During the peak of the pandemic, married parents under lockdown who were able to accept the uncertainty of the situation experienced less psychological distress. Further, a meta-analysis of 121 studies of over 11,000 healthcare workers during the COVID-19 pandemic found that those who were able to manage unprecedented uncertainty, grow from the experience, and preserve their long-term well-being and capacity to care with compassion were characterized by one surprising ability.
What might that ability be? They were able to accept the discomfort of their daily reality with psychological flexibility and reflection. In other words, they knew how to practice acceptance.
Which Wall? What Writing?
People unable to accept their current situation tend to practice “experiential avoidance,” an internal coping mechanism associated with psychological inflexibility. Individuals who are psychologically flexible, on the other hand, are first able to accept what is happening around them and then adapt. A study of over 500 people in the UK during the COVID pandemic found that such individuals experience enhanced well-being and less depression, anxiety, and, again, psychological distress.

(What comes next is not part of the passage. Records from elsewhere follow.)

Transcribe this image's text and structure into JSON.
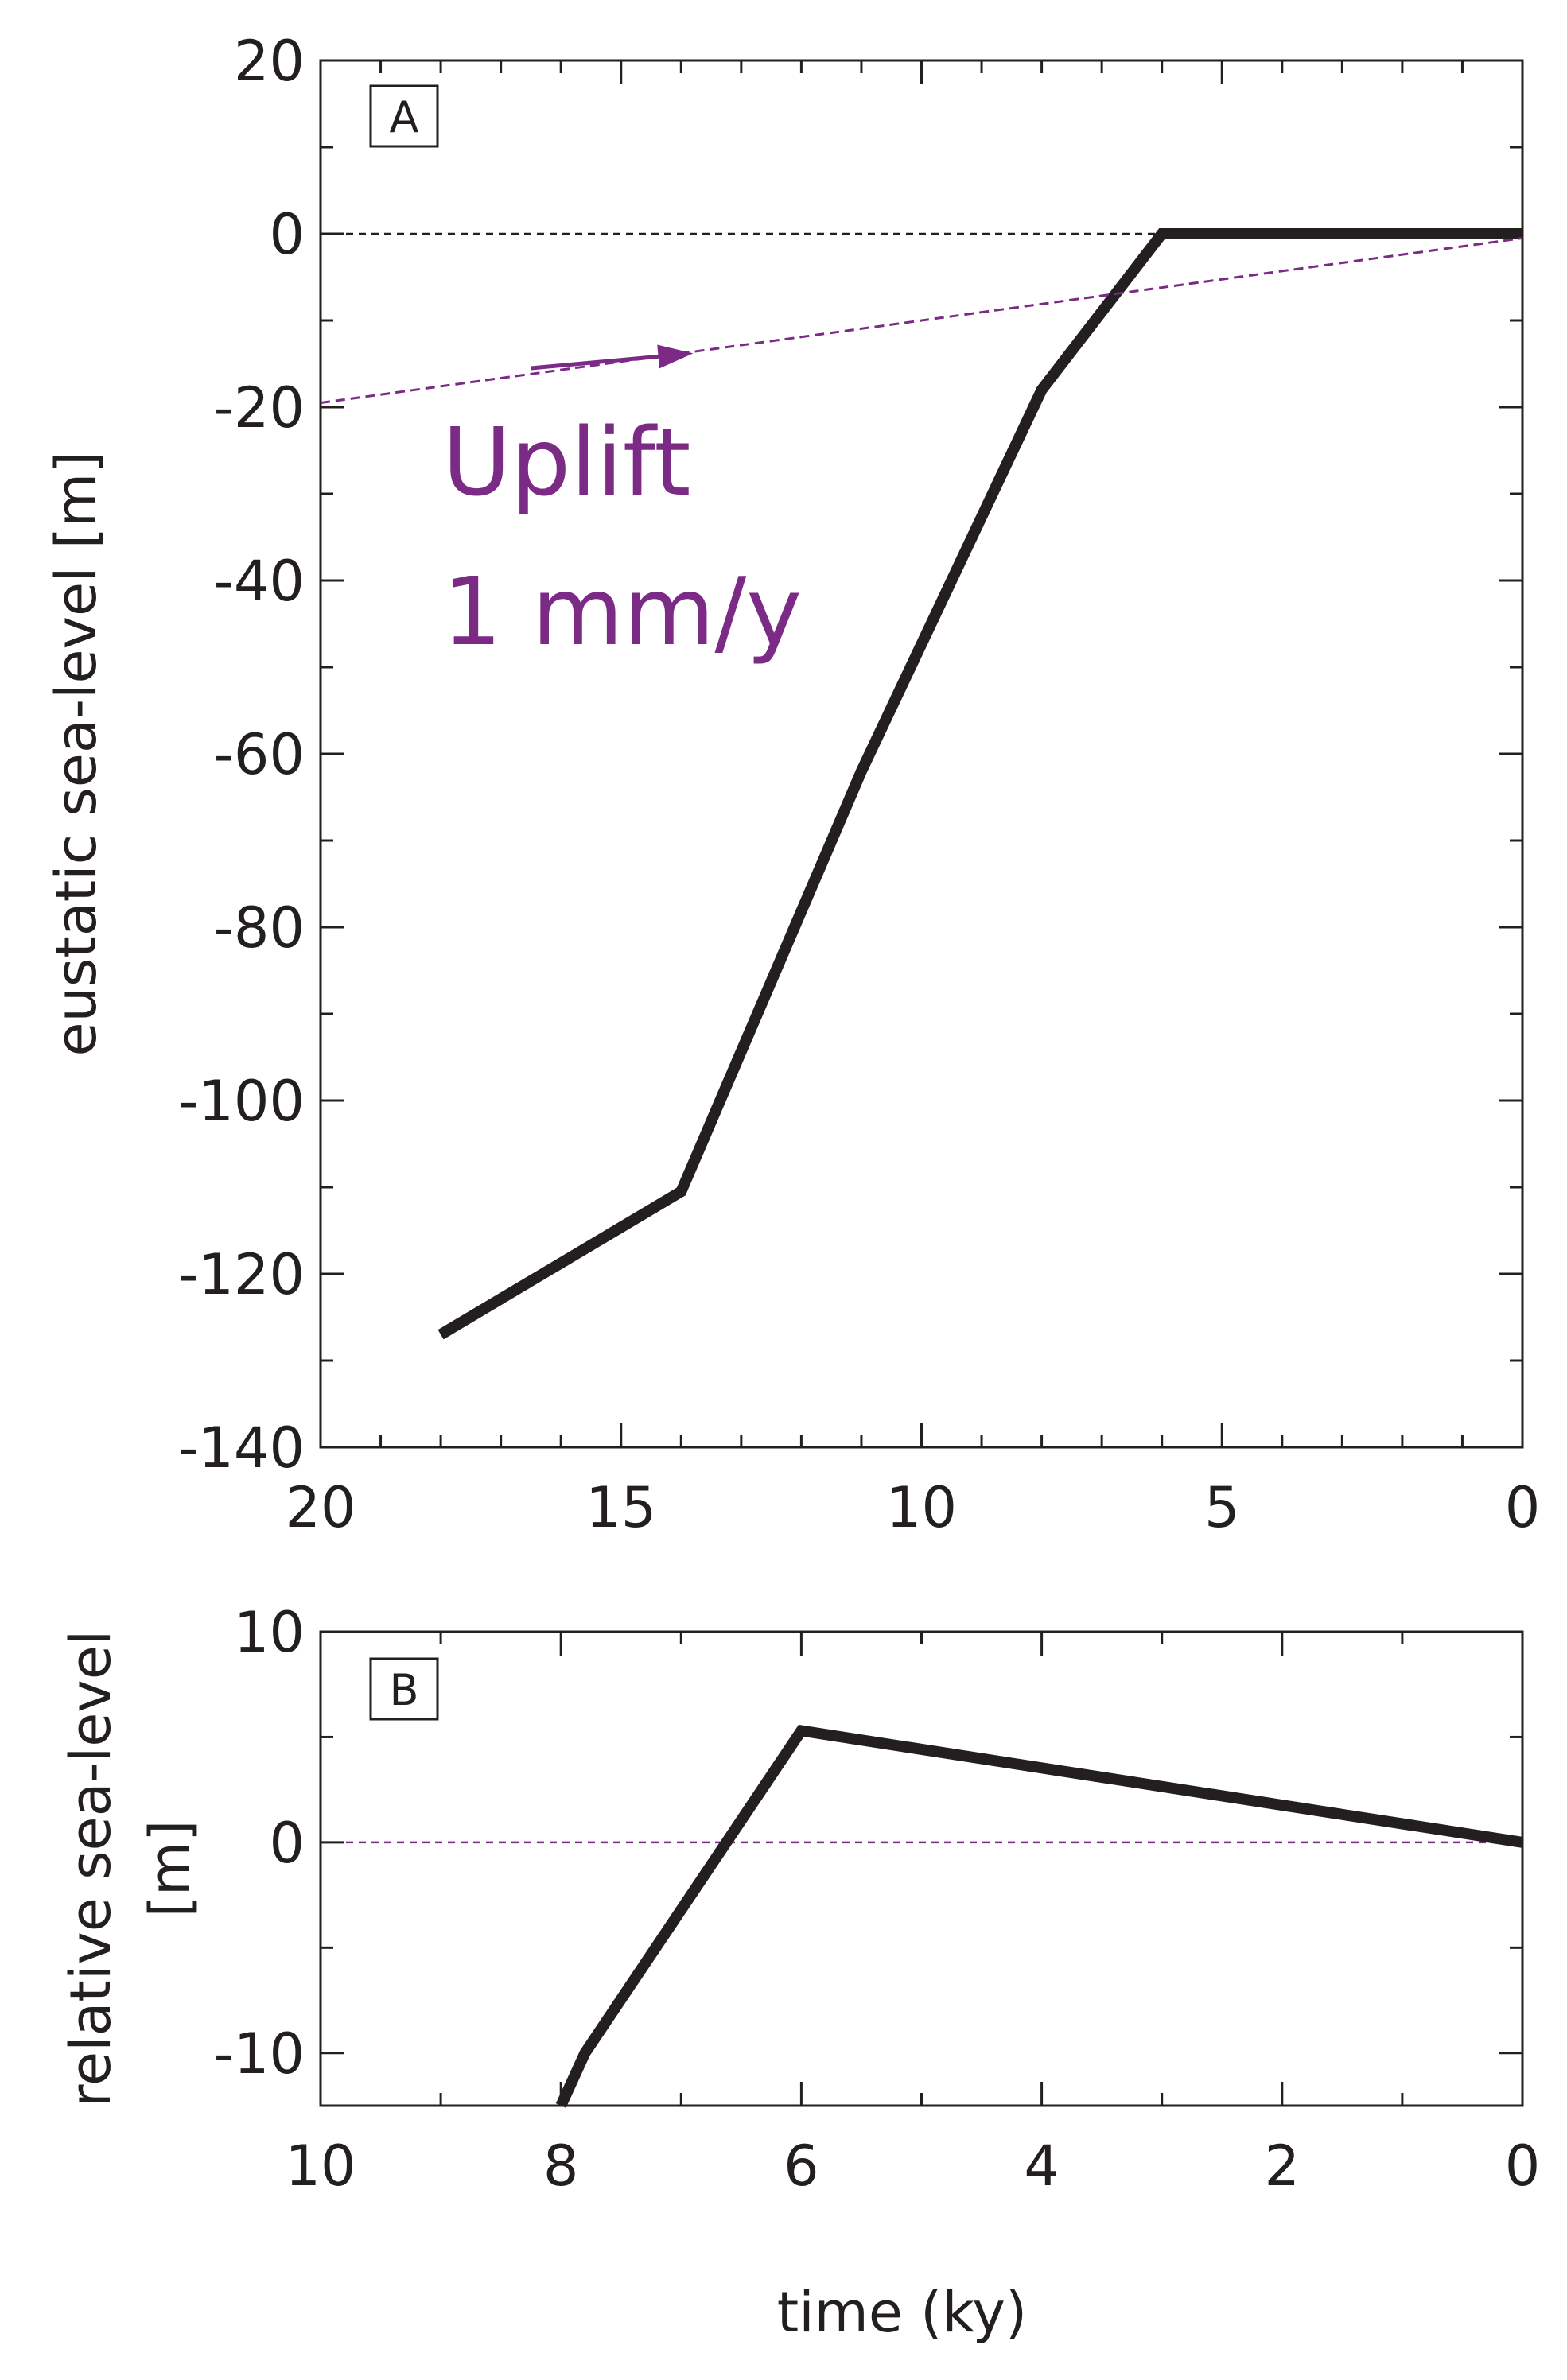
{
  "colors": {
    "axis": "#231f20",
    "line": "#231f20",
    "accent": "#7b2a86",
    "zero_line": "#231f20"
  },
  "chart_data": [
    {
      "panel": "A",
      "type": "line",
      "ylabel": "eustatic sea-level [m]",
      "xlabel": "",
      "xlim": [
        20,
        0
      ],
      "ylim": [
        -140,
        20
      ],
      "x_reversed": true,
      "grid": false,
      "x_ticks": [
        20,
        15,
        10,
        5,
        0
      ],
      "x_tick_labels": [
        "20",
        "15",
        "10",
        "5",
        "0"
      ],
      "x_minor_ticks": [
        19,
        18,
        17,
        16,
        14,
        13,
        12,
        11,
        9,
        8,
        7,
        6,
        4,
        3,
        2,
        1
      ],
      "y_ticks": [
        20,
        0,
        -20,
        -40,
        -60,
        -80,
        -100,
        -120,
        -140
      ],
      "y_tick_labels": [
        "20",
        "0",
        "-20",
        "-40",
        "-60",
        "-80",
        "-100",
        "-120",
        "-140"
      ],
      "y_minor_ticks": [
        10,
        -10,
        -30,
        -50,
        -70,
        -90,
        -110,
        -130
      ],
      "series": [
        {
          "style": "solid-thick",
          "color": "#231f20",
          "x": [
            18,
            14,
            11,
            8,
            6,
            0
          ],
          "y": [
            -127,
            -110.5,
            -62,
            -18,
            0,
            0
          ]
        },
        {
          "style": "dashed",
          "color": "#7b2a86",
          "x": [
            20,
            0
          ],
          "y": [
            -19.5,
            -0.5
          ]
        }
      ],
      "reference_lines": [
        {
          "y": 0,
          "style": "dashed",
          "color": "#231f20"
        }
      ],
      "annotations": [
        {
          "text": "Uplift",
          "color": "#7b2a86"
        },
        {
          "text": "1 mm/y",
          "color": "#7b2a86"
        },
        {
          "type": "arrow",
          "x_from": 16.5,
          "y_from": -15.5,
          "x_to": 13.8,
          "y_to": -13.8,
          "color": "#7b2a86"
        }
      ]
    },
    {
      "panel": "B",
      "type": "line",
      "ylabel": "relative sea-level [m]",
      "ylabel_lines": [
        "relative sea-level",
        "[m]"
      ],
      "xlabel": "time (ky)",
      "xlim": [
        10,
        0
      ],
      "ylim": [
        -12.5,
        10
      ],
      "x_reversed": true,
      "grid": false,
      "x_ticks": [
        10,
        8,
        6,
        4,
        2,
        0
      ],
      "x_tick_labels": [
        "10",
        "8",
        "6",
        "4",
        "2",
        "0"
      ],
      "x_minor_ticks": [
        9,
        7,
        5,
        3,
        1
      ],
      "y_ticks": [
        10,
        0,
        -10
      ],
      "y_tick_labels": [
        "10",
        "0",
        "-10"
      ],
      "y_minor_ticks": [
        5,
        -5
      ],
      "series": [
        {
          "style": "solid-thick",
          "color": "#231f20",
          "x": [
            8,
            7.8,
            6,
            0
          ],
          "y": [
            -12.5,
            -10,
            5.3,
            0
          ]
        }
      ],
      "reference_lines": [
        {
          "y": 0,
          "style": "dashed",
          "color": "#7b2a86"
        }
      ]
    }
  ]
}
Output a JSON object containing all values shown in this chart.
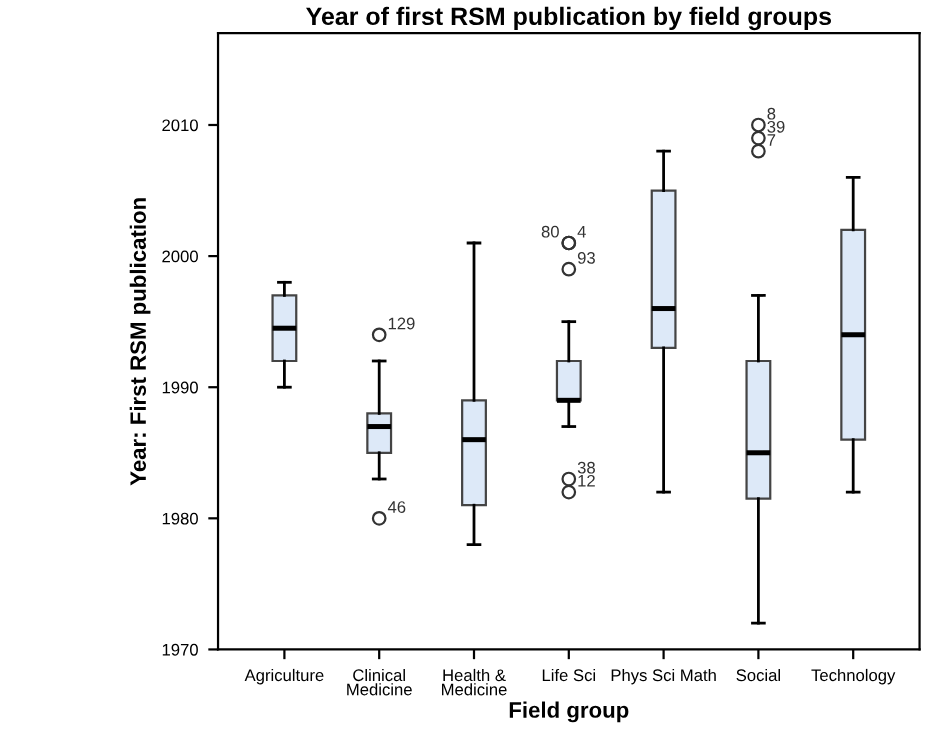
{
  "chart_data": {
    "type": "box",
    "title": "Year of first RSM publication by field groups",
    "xlabel": "Field group",
    "ylabel": "Year: First RSM publication",
    "categories": [
      "Agriculture",
      "Clinical\nMedicine",
      "Health &\nMedicine",
      "Life Sci",
      "Phys Sci Math",
      "Social",
      "Technology"
    ],
    "boxes": [
      {
        "low": 1990,
        "q1": 1992,
        "median": 1994.5,
        "q3": 1997,
        "high": 1998
      },
      {
        "low": 1983,
        "q1": 1985,
        "median": 1987,
        "q3": 1988,
        "high": 1992,
        "outliers": [
          1994,
          1980
        ]
      },
      {
        "low": 1978,
        "q1": 1981,
        "median": 1986,
        "q3": 1989,
        "high": 2001
      },
      {
        "low": 1987,
        "q1": 1989,
        "median": 1989,
        "q3": 1992,
        "high": 1995,
        "outliers": [
          2001,
          2001,
          1999,
          1983,
          1982
        ]
      },
      {
        "low": 1982,
        "q1": 1993,
        "median": 1996,
        "q3": 2005,
        "high": 2008
      },
      {
        "low": 1972,
        "q1": 1981.5,
        "median": 1985,
        "q3": 1992,
        "high": 1997,
        "outliers": [
          2010,
          2009,
          2008
        ]
      },
      {
        "low": 1982,
        "q1": 1986,
        "median": 1994,
        "q3": 2002,
        "high": 2006
      }
    ],
    "color": "#dde9f8",
    "ylim": [
      1970,
      2017
    ],
    "yticks": [
      1970,
      1980,
      1990,
      2000,
      2010
    ],
    "grid": false,
    "marker": "circle",
    "annotations": [
      "129",
      "46",
      "80",
      "4",
      "93",
      "38",
      "12",
      "8",
      "39",
      "7"
    ]
  }
}
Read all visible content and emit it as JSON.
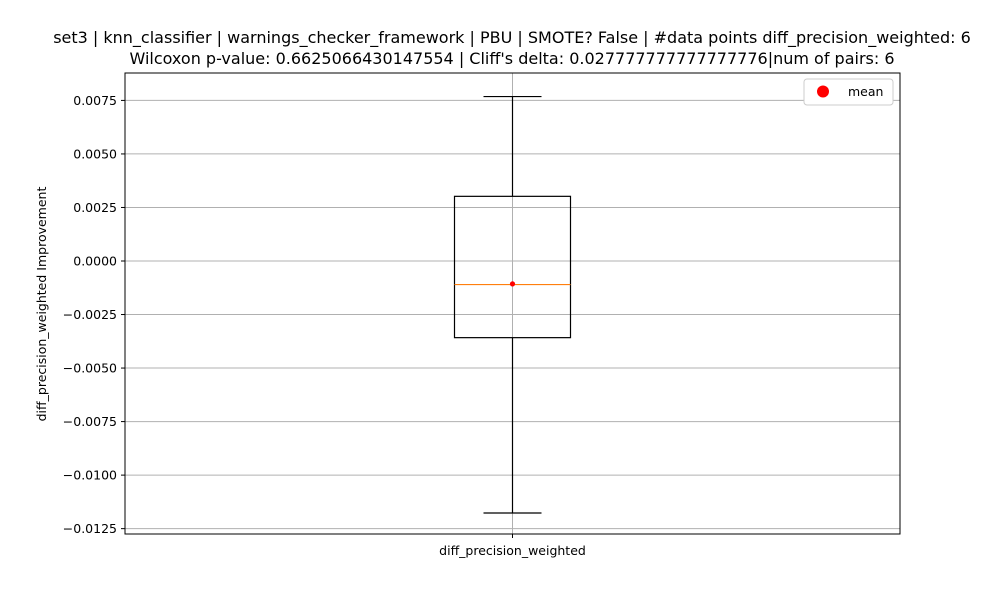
{
  "chart_data": {
    "type": "box",
    "title_line1": "set3 | knn_classifier | warnings_checker_framework | PBU | SMOTE? False | #data points diff_precision_weighted: 6",
    "title_line2": "Wilcoxon p-value: 0.6625066430147554 | Cliff's delta: 0.027777777777777776|num of pairs: 6",
    "xlabel": "",
    "ylabel": "diff_precision_weighted Improvement",
    "categories": [
      "diff_precision_weighted"
    ],
    "box": {
      "whisker_low": -0.01177,
      "q1": -0.00358,
      "median": -0.0011,
      "q3": 0.00302,
      "whisker_high": 0.00768,
      "mean": -0.00107
    },
    "ylim": [
      -0.01275,
      0.00878
    ],
    "yticks": [
      0.0075,
      0.005,
      0.0025,
      0.0,
      -0.0025,
      -0.005,
      -0.0075,
      -0.01,
      -0.0125
    ],
    "ytick_labels": [
      "0.0075",
      "0.0050",
      "0.0025",
      "0.0000",
      "−0.0025",
      "−0.0050",
      "−0.0075",
      "−0.0100",
      "−0.0125"
    ],
    "grid": true,
    "legend": {
      "placement": "top-right",
      "entries": [
        {
          "label": "mean",
          "color": "#ff0000",
          "marker": "circle"
        }
      ]
    },
    "colors": {
      "box": "#000000",
      "median": "#ff7f0e",
      "mean": "#ff0000",
      "grid": "#b0b0b0"
    }
  }
}
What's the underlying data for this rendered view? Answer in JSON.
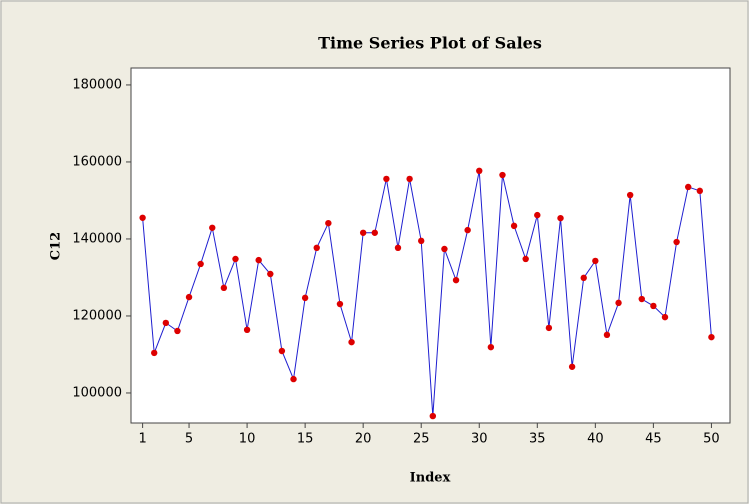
{
  "chart_data": {
    "type": "line",
    "title": "Time Series Plot of Sales",
    "x_label": "Index",
    "y_label": "C12",
    "x": [
      1,
      2,
      3,
      4,
      5,
      6,
      7,
      8,
      9,
      10,
      11,
      12,
      13,
      14,
      15,
      16,
      17,
      18,
      19,
      20,
      21,
      22,
      23,
      24,
      25,
      26,
      27,
      28,
      29,
      30,
      31,
      32,
      33,
      34,
      35,
      36,
      37,
      38,
      39,
      40,
      41,
      42,
      43,
      44,
      45,
      46,
      47,
      48,
      49,
      50
    ],
    "series": [
      {
        "name": "C12",
        "color": "#1f1fd0",
        "marker_color": "#dd0000",
        "values": [
          145500,
          110400,
          118200,
          116100,
          124900,
          133500,
          142900,
          127300,
          134800,
          116400,
          134500,
          130900,
          110900,
          103600,
          124700,
          137700,
          144100,
          123100,
          113200,
          141600,
          141600,
          155600,
          137700,
          155600,
          139500,
          94000,
          137400,
          129300,
          142300,
          157700,
          111900,
          156600,
          143400,
          134800,
          146200,
          116900,
          145400,
          106800,
          129900,
          134300,
          115100,
          123400,
          151400,
          124400,
          122600,
          119700,
          139200,
          153500,
          152500,
          114500
        ]
      }
    ],
    "xlim": [
      0,
      51.6
    ],
    "xticks": [
      1,
      5,
      10,
      15,
      20,
      25,
      30,
      35,
      40,
      45,
      50
    ],
    "ylim": [
      92200,
      184400
    ],
    "yticks": [
      100000,
      120000,
      140000,
      160000,
      180000
    ]
  }
}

The greatest prison you will ever enter resides within your own mind. When you accept exactly where you are in your life, even under the worst of circumstances, you arrive at the precise moment in which you access the power to move your life toward something better.
Once you truly accept your current reality in life, you access the power of self-directed change. “My happiness grows in direct proportion to my acceptance,” shares the actor Michael J. Fox, who has spent over three decades living with Parkinson’s disease, “and in inverse proportion to my expectations.”
Acceptance Is Not Optional
When you accept that where you are is not where you wish to be but is where you currently are, and that any desired change must—absolutely, unequivocally must—begin from there, you regain your sense of power in your life. In other words, acceptance is ground zero, your starting point for every relationship you will ever develop and everything you will ever accomplish in your life.
The next step—actively taking action to address whatever you have found difficulty in accepting—is also critical for your long-term mental health.
“Easy for you to say, oh optimistic author,” you might be thinking. “I just can’t stomach watching these politicians and oligarchs destroying what we’ve built over so many years.”
I hear you. Yet while your feelings of disappointment, frustration, and disillusionment are difficult to live with, live with them you must, at least right in this moment.
Reclaim Your Power
Once you accept and make your peace with these feelings, you gain the vital power you need to work toward change. Renewing your source of well-being within when so much of what you value is crumbling without is an unprecedented challenge to which each of us must rise.
Move toward acceptance in your life. Once you feel an inner peace evoked by being more accepting of yourself and others, then—and only then—you will be able to think with depth about how you will create change in your life and in this world we all share together.